Opinion

Armchair generals need to think of consequences of war

People walk towards the illuminated Eiffel Tower in the French national colors red, white and blue in honor of the victims of the attacks in Paris. Picture by Peter Dejong, AP 
People walk towards the illuminated Eiffel Tower in the French national colors red, white and blue in honor of the victims of the attacks in Paris. Picture by Peter Dejong, AP  People walk towards the illuminated Eiffel Tower in the French national colors red, white and blue in honor of the victims of the attacks in Paris. Picture by Peter Dejong, AP 

THIS time last week started as just another Friday in Paris. People trotted off to work, or luxuriated in the start of a long weekend.

Some were gearing up for a rock concert later that evening. Others were just doing their shopping.

In the aftermath of events as devastating as the February 13 Paris attacks it can be tempting to see them as inevitable.

To see everything leading up to that moment through the prism of that moment and to forget that for everyone, except the attackers, life had been its usual banal, delightful, frustrating, glorious self.

That was the case for the victims most of all. Then it happened.

Three men, linked by a shared hatred so twisted and bitter it defies the description `ideology’, drove three Belgian-registered rental cars to pre-planned locations.

They were according to the authorities “armed with a veritable arsenal of war” and carried out a deadly series of bombings and shootings on cafes, restaurants, a packed concert hall and the national stadium.

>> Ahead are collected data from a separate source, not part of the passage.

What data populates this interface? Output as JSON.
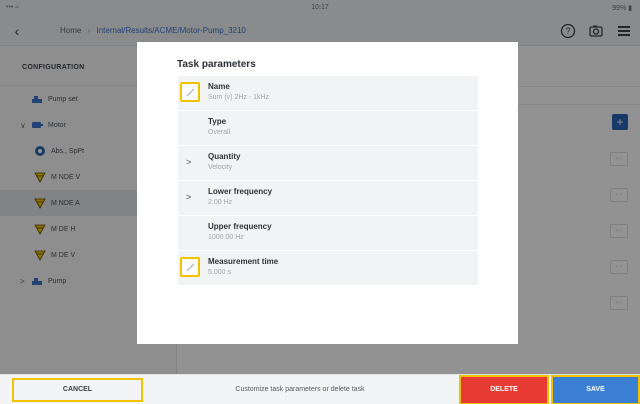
{
  "status": {
    "signal": "••• ≈",
    "time": "10:17",
    "battery": "99% ▮"
  },
  "nav": {
    "home_label": "Home",
    "separator": "›",
    "path": "Internal/Results/ACME/Motor-Pump_3210"
  },
  "sidebar": {
    "title": "CONFIGURATION",
    "items": [
      {
        "label": "Pump set",
        "icon": "machine-icon",
        "level": 1,
        "chevron": ""
      },
      {
        "label": "Motor",
        "icon": "motor-icon",
        "level": 1,
        "chevron": "∨"
      },
      {
        "label": "Abs., SpPt",
        "icon": "tacho-icon",
        "level": 2,
        "chevron": ""
      },
      {
        "label": "M NDE V",
        "icon": "sensor-icon",
        "level": 2,
        "chevron": ""
      },
      {
        "label": "M NDE A",
        "icon": "sensor-icon",
        "level": 2,
        "chevron": "",
        "selected": true
      },
      {
        "label": "M DE H",
        "icon": "sensor-icon",
        "level": 2,
        "chevron": ""
      },
      {
        "label": "M DE V",
        "icon": "sensor-icon",
        "level": 2,
        "chevron": ""
      },
      {
        "label": "Pump",
        "icon": "machine-icon",
        "level": 1,
        "chevron": ">"
      }
    ]
  },
  "main": {
    "more_label": "···",
    "plus_label": "+"
  },
  "dialog": {
    "title": "Task parameters",
    "params": [
      {
        "label": "Name",
        "value": "Sum (v) 2Hz - 1kHz",
        "control": "edit"
      },
      {
        "label": "Type",
        "value": "Overall",
        "control": "none"
      },
      {
        "label": "Quantity",
        "value": "Velocity",
        "control": "expand"
      },
      {
        "label": "Lower frequency",
        "value": "2.00 Hz",
        "control": "expand"
      },
      {
        "label": "Upper frequency",
        "value": "1000.00 Hz",
        "control": "none"
      },
      {
        "label": "Measurement time",
        "value": "5.000 s",
        "control": "edit"
      }
    ],
    "expand_glyph": ">"
  },
  "bottom": {
    "cancel_label": "CANCEL",
    "hint": "Customize task parameters or delete task",
    "delete_label": "DELETE",
    "save_label": "SAVE"
  },
  "colors": {
    "accent_yellow": "#f2c200",
    "delete_red": "#e63a33",
    "save_blue": "#3b7fd4",
    "primary_blue": "#2d63b8"
  }
}
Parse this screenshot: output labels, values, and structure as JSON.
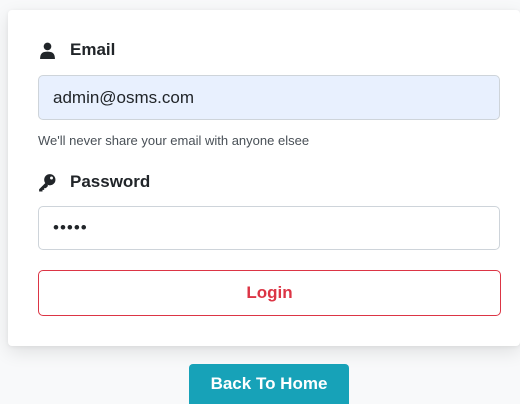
{
  "login_form": {
    "email_label": "Email",
    "email_icon": "user-icon",
    "email_value": "admin@osms.com",
    "email_help": "We'll never share your email with anyone elsee",
    "password_label": "Password",
    "password_icon": "key-icon",
    "password_value": "•••••",
    "login_button": "Login"
  },
  "back_to_home": "Back To Home",
  "colors": {
    "login_accent": "#dc3545",
    "home_button": "#17a2b8",
    "autofill_bg": "#e8f0fe"
  }
}
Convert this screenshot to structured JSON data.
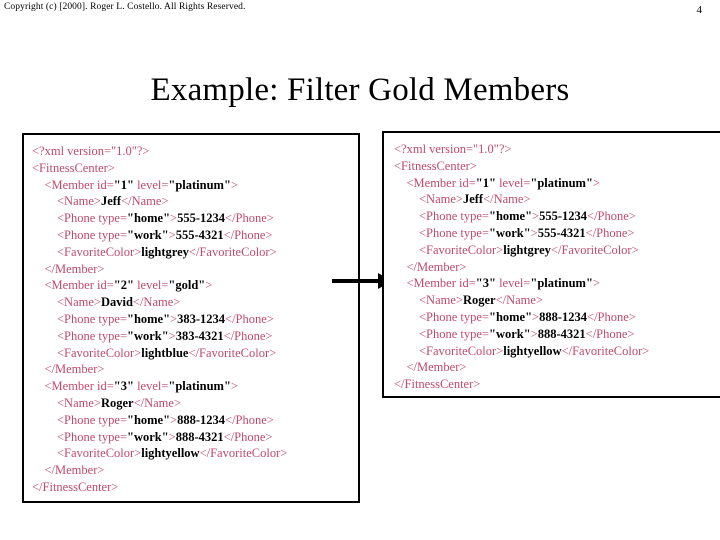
{
  "header": {
    "copyright": "Copyright (c) [2000].  Roger L. Costello.  All Rights Reserved.",
    "page_number": "4"
  },
  "title": "Example: Filter Gold Members",
  "arrow": {
    "icon": "arrow-right-icon",
    "color": "#000000",
    "direction": "right"
  },
  "colors": {
    "tag": "#C04A6B",
    "value": "#000000",
    "border": "#000000",
    "background": "#FFFFFF"
  },
  "input_document": {
    "label": "input-xml-document",
    "lines": [
      [
        {
          "t": "tag",
          "s": "<?xml version=\"1.0\"?>"
        }
      ],
      [
        {
          "t": "tag",
          "s": "<FitnessCenter>"
        }
      ],
      [
        {
          "t": "tag",
          "s": "    <Member id="
        },
        {
          "t": "val",
          "s": "\"1\""
        },
        {
          "t": "tag",
          "s": " level="
        },
        {
          "t": "val",
          "s": "\"platinum\""
        },
        {
          "t": "tag",
          "s": ">"
        }
      ],
      [
        {
          "t": "tag",
          "s": "        <Name>"
        },
        {
          "t": "val",
          "s": "Jeff"
        },
        {
          "t": "tag",
          "s": "</Name>"
        }
      ],
      [
        {
          "t": "tag",
          "s": "        <Phone type="
        },
        {
          "t": "val",
          "s": "\"home\""
        },
        {
          "t": "tag",
          "s": ">"
        },
        {
          "t": "val",
          "s": "555-1234"
        },
        {
          "t": "tag",
          "s": "</Phone>"
        }
      ],
      [
        {
          "t": "tag",
          "s": "        <Phone type="
        },
        {
          "t": "val",
          "s": "\"work\""
        },
        {
          "t": "tag",
          "s": ">"
        },
        {
          "t": "val",
          "s": "555-4321"
        },
        {
          "t": "tag",
          "s": "</Phone>"
        }
      ],
      [
        {
          "t": "tag",
          "s": "        <FavoriteColor>"
        },
        {
          "t": "val",
          "s": "lightgrey"
        },
        {
          "t": "tag",
          "s": "</FavoriteColor>"
        }
      ],
      [
        {
          "t": "tag",
          "s": "    </Member>"
        }
      ],
      [
        {
          "t": "tag",
          "s": "    <Member id="
        },
        {
          "t": "val",
          "s": "\"2\""
        },
        {
          "t": "tag",
          "s": " level="
        },
        {
          "t": "val",
          "s": "\"gold\""
        },
        {
          "t": "tag",
          "s": ">"
        }
      ],
      [
        {
          "t": "tag",
          "s": "        <Name>"
        },
        {
          "t": "val",
          "s": "David"
        },
        {
          "t": "tag",
          "s": "</Name>"
        }
      ],
      [
        {
          "t": "tag",
          "s": "        <Phone type="
        },
        {
          "t": "val",
          "s": "\"home\""
        },
        {
          "t": "tag",
          "s": ">"
        },
        {
          "t": "val",
          "s": "383-1234"
        },
        {
          "t": "tag",
          "s": "</Phone>"
        }
      ],
      [
        {
          "t": "tag",
          "s": "        <Phone type="
        },
        {
          "t": "val",
          "s": "\"work\""
        },
        {
          "t": "tag",
          "s": ">"
        },
        {
          "t": "val",
          "s": "383-4321"
        },
        {
          "t": "tag",
          "s": "</Phone>"
        }
      ],
      [
        {
          "t": "tag",
          "s": "        <FavoriteColor>"
        },
        {
          "t": "val",
          "s": "lightblue"
        },
        {
          "t": "tag",
          "s": "</FavoriteColor>"
        }
      ],
      [
        {
          "t": "tag",
          "s": "    </Member>"
        }
      ],
      [
        {
          "t": "tag",
          "s": "    <Member id="
        },
        {
          "t": "val",
          "s": "\"3\""
        },
        {
          "t": "tag",
          "s": " level="
        },
        {
          "t": "val",
          "s": "\"platinum\""
        },
        {
          "t": "tag",
          "s": ">"
        }
      ],
      [
        {
          "t": "tag",
          "s": "        <Name>"
        },
        {
          "t": "val",
          "s": "Roger"
        },
        {
          "t": "tag",
          "s": "</Name>"
        }
      ],
      [
        {
          "t": "tag",
          "s": "        <Phone type="
        },
        {
          "t": "val",
          "s": "\"home\""
        },
        {
          "t": "tag",
          "s": ">"
        },
        {
          "t": "val",
          "s": "888-1234"
        },
        {
          "t": "tag",
          "s": "</Phone>"
        }
      ],
      [
        {
          "t": "tag",
          "s": "        <Phone type="
        },
        {
          "t": "val",
          "s": "\"work\""
        },
        {
          "t": "tag",
          "s": ">"
        },
        {
          "t": "val",
          "s": "888-4321"
        },
        {
          "t": "tag",
          "s": "</Phone>"
        }
      ],
      [
        {
          "t": "tag",
          "s": "        <FavoriteColor>"
        },
        {
          "t": "val",
          "s": "lightyellow"
        },
        {
          "t": "tag",
          "s": "</FavoriteColor>"
        }
      ],
      [
        {
          "t": "tag",
          "s": "    </Member>"
        }
      ],
      [
        {
          "t": "tag",
          "s": "</FitnessCenter>"
        }
      ]
    ]
  },
  "output_document": {
    "label": "output-xml-document",
    "lines": [
      [
        {
          "t": "tag",
          "s": "<?xml version=\"1.0\"?>"
        }
      ],
      [
        {
          "t": "tag",
          "s": "<FitnessCenter>"
        }
      ],
      [
        {
          "t": "tag",
          "s": "    <Member id="
        },
        {
          "t": "val",
          "s": "\"1\""
        },
        {
          "t": "tag",
          "s": " level="
        },
        {
          "t": "val",
          "s": "\"platinum\""
        },
        {
          "t": "tag",
          "s": ">"
        }
      ],
      [
        {
          "t": "tag",
          "s": "        <Name>"
        },
        {
          "t": "val",
          "s": "Jeff"
        },
        {
          "t": "tag",
          "s": "</Name>"
        }
      ],
      [
        {
          "t": "tag",
          "s": "        <Phone type="
        },
        {
          "t": "val",
          "s": "\"home\""
        },
        {
          "t": "tag",
          "s": ">"
        },
        {
          "t": "val",
          "s": "555-1234"
        },
        {
          "t": "tag",
          "s": "</Phone>"
        }
      ],
      [
        {
          "t": "tag",
          "s": "        <Phone type="
        },
        {
          "t": "val",
          "s": "\"work\""
        },
        {
          "t": "tag",
          "s": ">"
        },
        {
          "t": "val",
          "s": "555-4321"
        },
        {
          "t": "tag",
          "s": "</Phone>"
        }
      ],
      [
        {
          "t": "tag",
          "s": "        <FavoriteColor>"
        },
        {
          "t": "val",
          "s": "lightgrey"
        },
        {
          "t": "tag",
          "s": "</FavoriteColor>"
        }
      ],
      [
        {
          "t": "tag",
          "s": "    </Member>"
        }
      ],
      [
        {
          "t": "tag",
          "s": "    <Member id="
        },
        {
          "t": "val",
          "s": "\"3\""
        },
        {
          "t": "tag",
          "s": " level="
        },
        {
          "t": "val",
          "s": "\"platinum\""
        },
        {
          "t": "tag",
          "s": ">"
        }
      ],
      [
        {
          "t": "tag",
          "s": "        <Name>"
        },
        {
          "t": "val",
          "s": "Roger"
        },
        {
          "t": "tag",
          "s": "</Name>"
        }
      ],
      [
        {
          "t": "tag",
          "s": "        <Phone type="
        },
        {
          "t": "val",
          "s": "\"home\""
        },
        {
          "t": "tag",
          "s": ">"
        },
        {
          "t": "val",
          "s": "888-1234"
        },
        {
          "t": "tag",
          "s": "</Phone>"
        }
      ],
      [
        {
          "t": "tag",
          "s": "        <Phone type="
        },
        {
          "t": "val",
          "s": "\"work\""
        },
        {
          "t": "tag",
          "s": ">"
        },
        {
          "t": "val",
          "s": "888-4321"
        },
        {
          "t": "tag",
          "s": "</Phone>"
        }
      ],
      [
        {
          "t": "tag",
          "s": "        <FavoriteColor>"
        },
        {
          "t": "val",
          "s": "lightyellow"
        },
        {
          "t": "tag",
          "s": "</FavoriteColor>"
        }
      ],
      [
        {
          "t": "tag",
          "s": "    </Member>"
        }
      ],
      [
        {
          "t": "tag",
          "s": "</FitnessCenter>"
        }
      ]
    ]
  }
}
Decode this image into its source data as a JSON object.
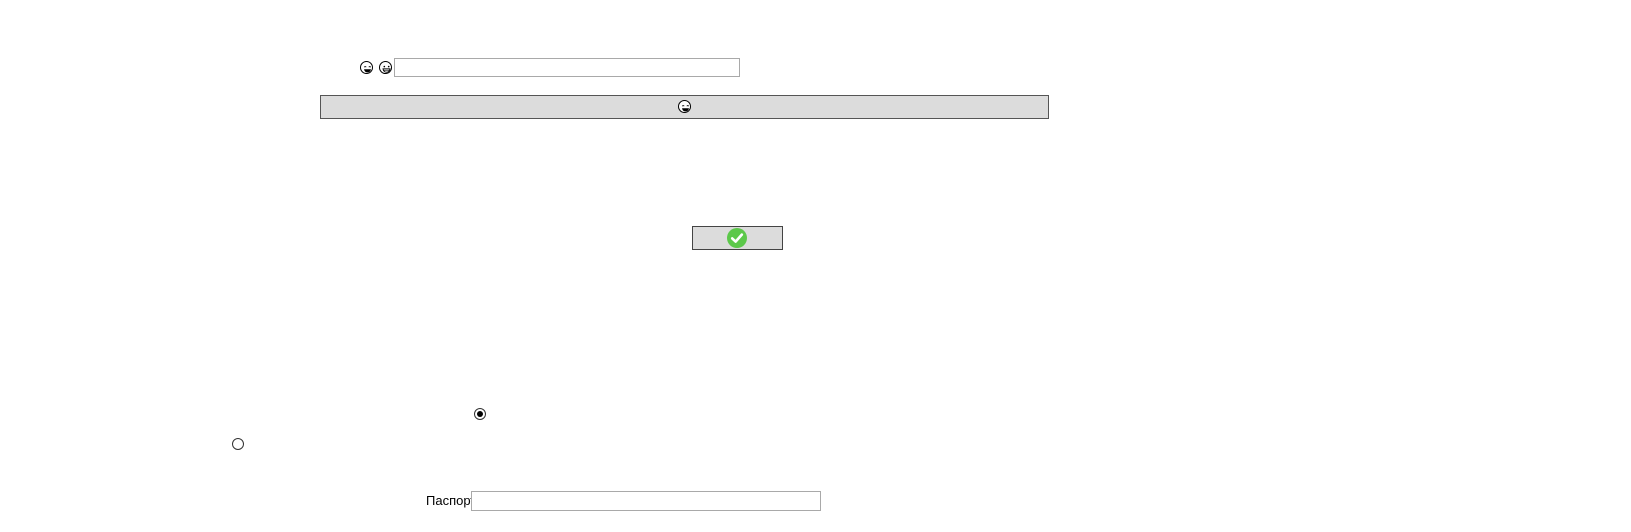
{
  "top_row": {
    "icons": [
      "laughing-face-icon",
      "grinning-face-icon"
    ],
    "input_value": "",
    "input_placeholder": ""
  },
  "wide_button": {
    "icon": "laughing-face-icon",
    "label": ""
  },
  "confirm_button": {
    "icon": "check-circle-icon",
    "icon_color": "#5cc84a",
    "label": ""
  },
  "radios": [
    {
      "checked": true
    },
    {
      "checked": false
    }
  ],
  "passport": {
    "label": "Паспорт",
    "value": "",
    "placeholder": ""
  }
}
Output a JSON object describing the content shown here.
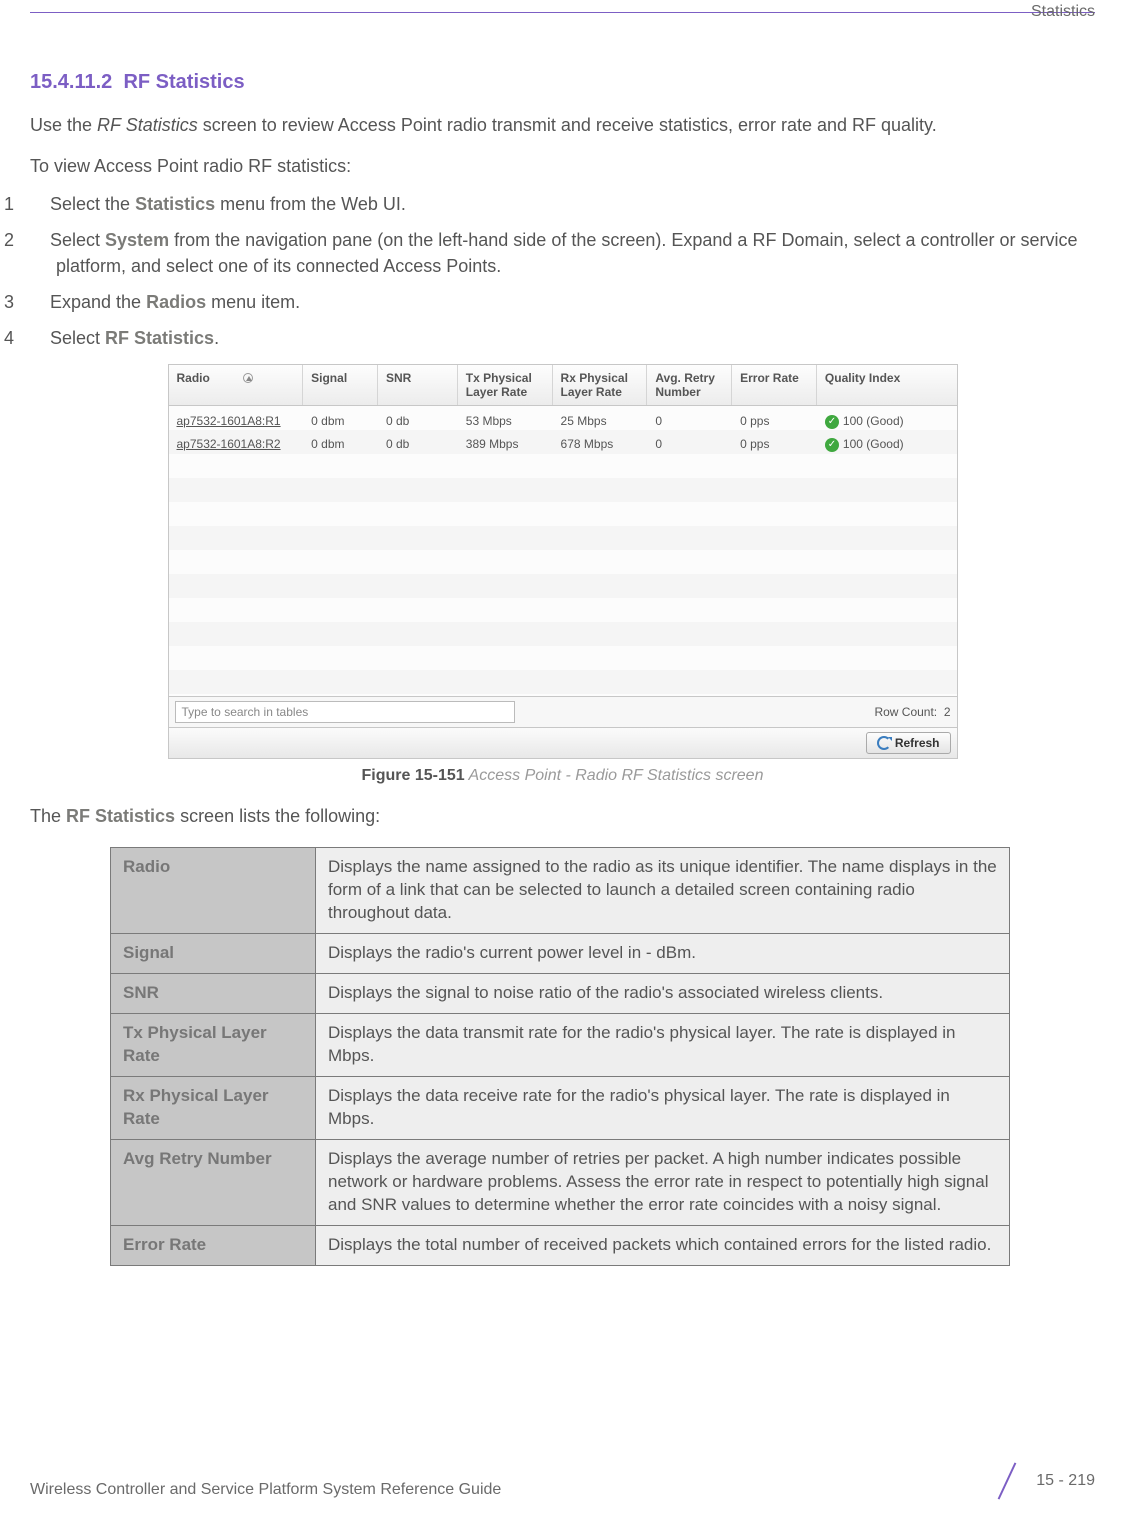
{
  "header": {
    "chapter": "Statistics"
  },
  "section": {
    "number": "15.4.11.2",
    "title": "RF Statistics"
  },
  "intro": {
    "before_em": "Use the ",
    "em": "RF Statistics",
    "after_em": " screen to review Access Point radio transmit and receive statistics, error rate and RF quality.",
    "subline": "To view Access Point radio RF statistics:"
  },
  "steps": [
    {
      "n": "1",
      "before1": "Select the ",
      "bold1": "Statistics",
      "after1": " menu from the Web UI."
    },
    {
      "n": "2",
      "before1": "Select ",
      "bold1": "System",
      "after1": " from the navigation pane (on the left-hand side of the screen). Expand a RF Domain, select a controller or service platform, and select one of its connected Access Points."
    },
    {
      "n": "3",
      "before1": "Expand the ",
      "bold1": "Radios",
      "after1": " menu item."
    },
    {
      "n": "4",
      "before1": "Select ",
      "bold1": "RF Statistics",
      "after1": "."
    }
  ],
  "screenshot": {
    "headers": [
      "Radio",
      "Signal",
      "SNR",
      "Tx Physical Layer Rate",
      "Rx Physical Layer Rate",
      "Avg. Retry Number",
      "Error Rate",
      "Quality Index"
    ],
    "rows": [
      {
        "radio": "ap7532-1601A8:R1",
        "signal": "0 dbm",
        "snr": "0 db",
        "tx": "53 Mbps",
        "rx": "25 Mbps",
        "retry": "0",
        "err": "0 pps",
        "quality": "100 (Good)"
      },
      {
        "radio": "ap7532-1601A8:R2",
        "signal": "0 dbm",
        "snr": "0 db",
        "tx": "389 Mbps",
        "rx": "678 Mbps",
        "retry": "0",
        "err": "0 pps",
        "quality": "100 (Good)"
      }
    ],
    "search_placeholder": "Type to search in tables",
    "row_count_label": "Row Count:",
    "row_count_value": "2",
    "refresh_label": "Refresh"
  },
  "figure": {
    "label": "Figure 15-151",
    "caption": "Access Point - Radio RF Statistics screen"
  },
  "list_intro": {
    "before": "The ",
    "bold": "RF Statistics",
    "after": " screen lists the following:"
  },
  "desc": [
    {
      "label": "Radio",
      "value": "Displays the name assigned to the radio as its unique identifier. The name displays in the form of a link that can be selected to launch a detailed screen containing radio throughout data."
    },
    {
      "label": "Signal",
      "value": "Displays the radio's current power level in - dBm."
    },
    {
      "label": "SNR",
      "value": "Displays the signal to noise ratio of the radio's associated wireless clients."
    },
    {
      "label": "Tx Physical Layer Rate",
      "value": "Displays the data transmit rate for the radio's physical layer. The rate is displayed in Mbps."
    },
    {
      "label": "Rx Physical Layer Rate",
      "value": "Displays the data receive rate for the radio's physical layer. The rate is displayed in Mbps."
    },
    {
      "label": "Avg Retry Number",
      "value": "Displays the average number of retries per packet. A high number indicates possible network or hardware problems. Assess the error rate in respect to potentially high signal and SNR values to determine whether the error rate coincides with a noisy signal."
    },
    {
      "label": "Error Rate",
      "value": "Displays the total number of received packets which contained errors for the listed radio."
    }
  ],
  "footer": {
    "guide": "Wireless Controller and Service Platform System Reference Guide",
    "page": "15 - 219"
  }
}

By the time they finished 129 people were dead. Eighty-nine killed at the Bataclan concert hall and most of the rest shot dead outside bars and restaurants in the right bank area of Paris or inside La Belle Équipe bar.

Stéphane Hache was killed in his own flat nearby, struck by a ricochet bullet as he hid from the madness.

Friday 13, 2015 was a terrible day. A week later, it is no easier to comprehend.

Paris mayor Anne Hidalgo pointed out that the places attacked were ones Parisians love, where they celebrate diversity.

"It is this Paris that was hit, probably because this example of living together, which is so strong in our city, is unbearable for fanatical people," she said.

There have been echoes of her rallying call for freedom and tolerance across the world, with many people adopting an artist’s clever sketch of the Eiffel Tower as the iconic peace symbol in a simple black circle as their social media avatar.

But there has also been the polar opposite. The calls to close borders and wipe terrorists off the face of the earth were swift and vocal. As was vile hatred spouted about people of different faiths.

Of course the whole point of acts of terrorism is to provoke fear and when people are frightened they lash out. In many ways it is simple cause and effect.

But in the month that much of the world remembered the fallen of the First World War, I was struck by the number of `armchair generals’ out there.

World War One has now come to exemplify the madness and futility of war – the great powers stumbling into a deadly conflict that robbed the world of millions of young lives.

In the first half of the war young men signed up in their millions on both sides. Signed up often to throw those lives away, or have them blighted forever by terrible wounds, both physical and mental.

The scale of the carnage, and deep feeling following the war that it had been fundamentally unnecessary, gave rise to the theory that these men were `lions led by donkeys’.

It is a theory that has largely been debunked, but to my mind it has uneasy resonance today, when people who have no intention of leaving the comfort of their own home proclaim loudly about what they want `their army’ to do.

Are they not, in effect, volunteering other people’s lives for another war? Everyone is entitled to an opinion, but such calls to arms when you’re ‘leading the charge’ in your living room or local hostelry is neither heroic nor impressive.

Oh, and FYI, throwing petrol bombs and spraying graffiti onto a neighbour’s house doesn’t make you a big lad, big lad.

Inevitably, a week on from the attacks, focus has turned to how innocent people can effectively be protected in the future.

That might well be by military means, but we can all only hope and pray that any action taken is only done so after due consideration for potential fallout and is constructive rather than vengeful and knee-jerk.

Because the most important thing is to make sure such attacks do not happen again. Anywhere.